Остановлюсь на этом моменте подробнее. Итак, «звук со смыслом... вступает, по слову Пушкина, в союз и тем самым образуется зародыш. поэтического произведения» [Вейдле, 2019, с. 257-258]. Интонация - только одно из измерений поэтического слова, задающих его звуковую структуру. Г. Марсель, французский философ, мысль которого рождалась из союза музыки и драмы, обратил внимание на то, что и в философии важна смыслонесущая тональность ее речи. Причем интонационное значение философского тезиса и целой системы, которую он может представлять, обычно не улавливается, не замечается как самим философом, так и его публикой. Например, центральное для Декарта утверждение cogito ergo sum, высказанное им в определенной смысловой окраске или тональности, может быть высказано и в других тонах, ведущих по сути дела к другой философии, чем декартовская. Подобную тональность можно представить как смысловое ударение на одном или другом слове главного тезиса или как эмоционально-моральную его окраску (гордость или смирение, например) или как то и другое вместе. Эмоционально-волевые ударения на образующих важный тезис словах могут различаться. Например, если смысловое ударение с cogito («я мыслю», что ведет к субъективному идеализму) перенести на sum («есмь»), то возникнет тезис sum ergo cogito. В результате гносеологически мотивированный
декартовский идеализм обернется экзистенциальной онтологией. Это позволяет лучше понять, почему основанный Декартом идеализм стал преградой на пути возникновения экзистенциальной философии. В отличие от Декарта, в своей реформе знания ориентировавшегося на математику, философия для музыкально и драматургически воспитанного Марселя звучит и значит не только своими логическими, инвариантными к эмоционально-речевым модальностям словами-смыслами, но и тональностью своих слов и драматизмом «концептуальных персонажей» (выражение Делёза). А это означает, что она сближается или даже в этом плане уподобляется поэзии. Абстрагироваться от этого внутренне «музыкального» измерения философии означает ее обеднять, сводя к одной лишь логически выверенной научности или, что чаще, околонаучности или даже псевдонаучности.

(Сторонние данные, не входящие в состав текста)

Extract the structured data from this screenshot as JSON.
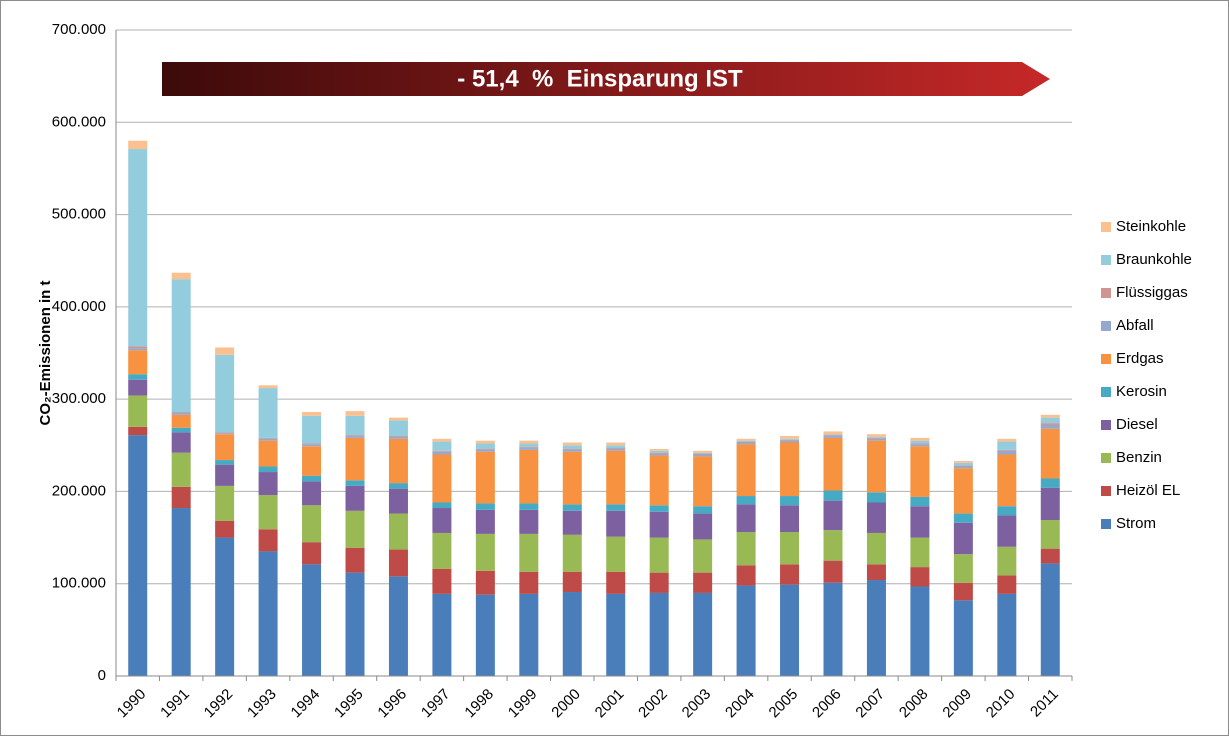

Итак, союз звучания слова с его эмоциональной окраской, музыкой и смыслом - вот живой «зародыш» поэзии, вовсе не отталкивающий от нее нацело философию. Союза «волшебных звуков, чувств и дум» [Пушкин, 1960, с. 34] искал не только автор «Онегина»1. Так или иначе его ищут все поэты, даже если у них другие взгляды на поэзию. Эпитет «волшебные» у автора «Онегина» можно по правилам грамматики отнести и к чувствам, и к думам. Но приоритет поэт отдал звукам. И это не случайно. Слова, а с ними все сущее в мире, прежде всего звучат. Звучание речевого потока очаровывает душу поэта, зовет вслушиваться еще и еще в эти чародейные звуки, чтобы соединить с ними ясные смыслы и ввести их, если угодно, в прозу нашей жизни, но на правах, подобных правам праздника в череде будней. Для поэта звучат и чувства, и думы, но они звучат лишь посредством слов, в которых он угадывает их душу.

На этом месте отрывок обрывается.